ESPE Abstracts (2018) 89 P-P2-063

Detection of the Pathogenic Genes in the Diagnosis and Treatment of Hyperglycemia Infants and Children

Zhuhui Zhao, Ruoqian Cheng, Li Xi, Xiaojing Li, Miaoying Zhang, Zhou Pei & Chengjun Sun


Children’s Hospital of Fudan University, Shanghai, China


Objectives: To explore the clinical value of common pathogenic gene detection in the diagnosis and treatment in hyperglycemia infants and children.

Subjects and Methods: Subjects were in-patients with hyperglycemia, age of onset before 1 year-old, or insulin antibody negative and with family history of diabetes. Gene sequencing for ABCC8, KCNJ11, INS and GCK were performed and potential mutations were analyzed. The patients with ABCC8 and KCNJ11 gene mutations were treated with sulfonylurea, patients with GCK mutations were given the lifestyle intervention and others with insulin.

Results: Total 21 patients were enrolled, 15 patients were found with pathogenic gene mutations, 52.4% in ABCC8 gene and KCNJ11 gene (11/21). The patients with KCNJ11 or ABCC8 gene mutation are with average age 2.01±1.62 months or 2.52±2.60 months, respectively. GCK gene mutations were detected in children with age of onset more than or equal to 12 months, at 58.33±43.02 months of age.
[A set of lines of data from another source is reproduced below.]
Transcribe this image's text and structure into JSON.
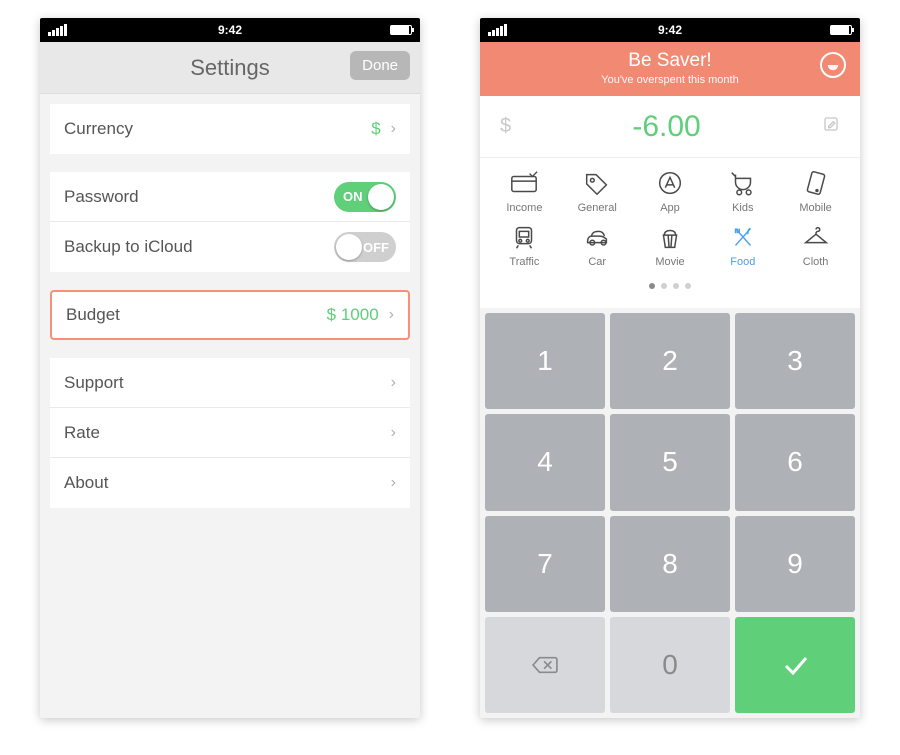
{
  "status": {
    "time": "9:42"
  },
  "settings": {
    "title": "Settings",
    "done": "Done",
    "rows": {
      "currency": {
        "label": "Currency",
        "value": "$"
      },
      "password": {
        "label": "Password",
        "toggle": "ON",
        "on": true
      },
      "backup": {
        "label": "Backup to iCloud",
        "toggle": "OFF",
        "on": false
      },
      "budget": {
        "label": "Budget",
        "value": "$ 1000"
      },
      "support": {
        "label": "Support"
      },
      "rate": {
        "label": "Rate"
      },
      "about": {
        "label": "About"
      }
    }
  },
  "entry": {
    "header": {
      "title": "Be Saver!",
      "subtitle": "You've overspent this month"
    },
    "currency_symbol": "$",
    "amount": "-6.00",
    "categories": [
      {
        "id": "income",
        "label": "Income"
      },
      {
        "id": "general",
        "label": "General"
      },
      {
        "id": "app",
        "label": "App"
      },
      {
        "id": "kids",
        "label": "Kids"
      },
      {
        "id": "mobile",
        "label": "Mobile"
      },
      {
        "id": "traffic",
        "label": "Traffic"
      },
      {
        "id": "car",
        "label": "Car"
      },
      {
        "id": "movie",
        "label": "Movie"
      },
      {
        "id": "food",
        "label": "Food",
        "selected": true
      },
      {
        "id": "cloth",
        "label": "Cloth"
      }
    ],
    "keypad": {
      "k1": "1",
      "k2": "2",
      "k3": "3",
      "k4": "4",
      "k5": "5",
      "k6": "6",
      "k7": "7",
      "k8": "8",
      "k9": "9",
      "k0": "0"
    }
  }
}
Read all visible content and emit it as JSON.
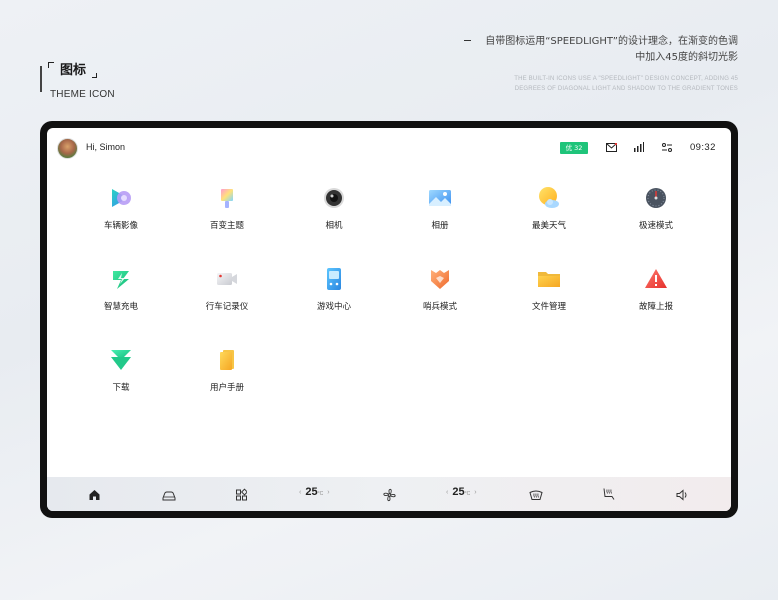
{
  "header": {
    "title": "图标",
    "subtitle": "THEME ICON",
    "description_line1": "自带图标运用“SPEEDLIGHT”的设计理念，在渐变的色调",
    "description_line2": "中加入45度的斜切光影",
    "english_description_line1": "THE BUILT-IN ICONS USE A \"SPEEDLIGHT\" DESIGN CONCEPT, ADDING 45",
    "english_description_line2": "DEGREES OF DIAGONAL LIGHT AND SHADOW TO THE GRADIENT TONES"
  },
  "status_bar": {
    "greeting": "Hi, Simon",
    "air_quality": "优 32",
    "icons": [
      "mail-icon",
      "signal-icon",
      "settings-toggle-icon"
    ],
    "time": "09:32"
  },
  "apps": [
    {
      "label": "车辆影像",
      "icon": "vehicle-camera-icon"
    },
    {
      "label": "百变主题",
      "icon": "theme-icon"
    },
    {
      "label": "相机",
      "icon": "camera-icon"
    },
    {
      "label": "相册",
      "icon": "gallery-icon"
    },
    {
      "label": "最美天气",
      "icon": "weather-icon"
    },
    {
      "label": "极速模式",
      "icon": "speed-mode-icon"
    },
    {
      "label": "智慧充电",
      "icon": "charging-icon"
    },
    {
      "label": "行车记录仪",
      "icon": "dashcam-icon"
    },
    {
      "label": "游戏中心",
      "icon": "game-center-icon"
    },
    {
      "label": "哨兵模式",
      "icon": "sentry-mode-icon"
    },
    {
      "label": "文件管理",
      "icon": "file-manager-icon"
    },
    {
      "label": "故障上报",
      "icon": "fault-report-icon"
    },
    {
      "label": "下载",
      "icon": "download-icon"
    },
    {
      "label": "用户手册",
      "icon": "user-manual-icon"
    }
  ],
  "dock": {
    "items": [
      "home-icon",
      "car-icon",
      "apps-icon",
      "fan-icon",
      "defrost-icon",
      "seat-heat-icon",
      "volume-icon"
    ],
    "left_temp": "25",
    "right_temp": "25",
    "temp_unit": "°C",
    "arrow_left": "‹",
    "arrow_right": "›"
  },
  "colors": {
    "aq_badge": "#1fc47a",
    "device_frame": "#111111",
    "screen_bg": "#ffffff"
  }
}
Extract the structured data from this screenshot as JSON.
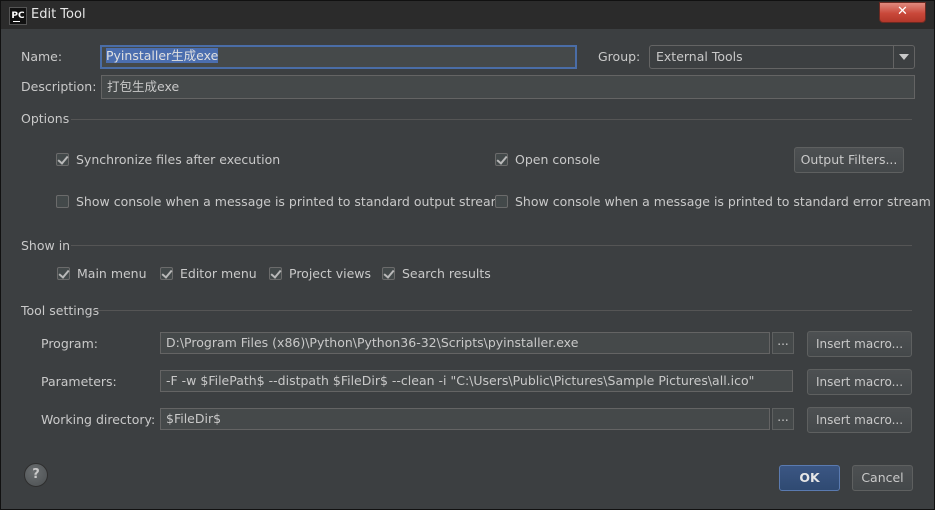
{
  "window": {
    "title": "Edit Tool",
    "close_glyph": "✕",
    "app_icon": "PC"
  },
  "form": {
    "name_label": "Name:",
    "name_value": "Pyinstaller生成exe",
    "group_label": "Group:",
    "group_value": "External Tools",
    "description_label": "Description:",
    "description_value": "打包生成exe"
  },
  "options": {
    "title": "Options",
    "sync_files": {
      "label": "Synchronize files after execution",
      "checked": true
    },
    "open_console": {
      "label": "Open console",
      "checked": true
    },
    "output_filters_label": "Output Filters...",
    "show_console_stdout": {
      "label": "Show console when a message is printed to standard output stream",
      "checked": false
    },
    "show_console_stderr": {
      "label": "Show console when a message is printed to standard error stream",
      "checked": false
    }
  },
  "show_in": {
    "title": "Show in",
    "items": [
      {
        "label": "Main menu",
        "checked": true
      },
      {
        "label": "Editor menu",
        "checked": true
      },
      {
        "label": "Project views",
        "checked": true
      },
      {
        "label": "Search results",
        "checked": true
      }
    ]
  },
  "tool_settings": {
    "title": "Tool settings",
    "program_label": "Program:",
    "program_value": "D:\\Program Files (x86)\\Python\\Python36-32\\Scripts\\pyinstaller.exe",
    "parameters_label": "Parameters:",
    "parameters_value": "-F -w $FilePath$ --distpath $FileDir$ --clean -i \"C:\\Users\\Public\\Pictures\\Sample Pictures\\all.ico\"",
    "working_dir_label": "Working directory:",
    "working_dir_value": "$FileDir$",
    "insert_macro_label": "Insert macro...",
    "browse_label": "..."
  },
  "footer": {
    "help_glyph": "?",
    "ok_label": "OK",
    "cancel_label": "Cancel"
  }
}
There existed significant statistical difference among the onset ages of the three genetic variants, P=0.001. The onset random blood glucose levels were significantly higher in the patients with INS gene mutation (66.70 mmol/L) than those of GCK gene mutation patients (9.73+1.97mmol/L, P=0.003). 11 patients with ABCC8 or KCNJ11 gene mutation were treated with sulfonylurea and 9 patients reached euglycemia.

Conclusions: Mutations in potassium channel related genes (KCNJ11 and ABCC8) were the most common cause of neonatal diabetes in Chinese. Sulfonylurea therapy was effective and euglycemia were reached in most of the patients with the mutations in KCNJ11 and ABCC8. Patients who were diagnosed hyperglycemia before 1 year-old, or with negative antibody testing and family history of diabetes were referred for gene testing, even by targeted next-generation sequencing of all known related genes. The target therapy based on gene diagnosis is more effective and improvement of life quality.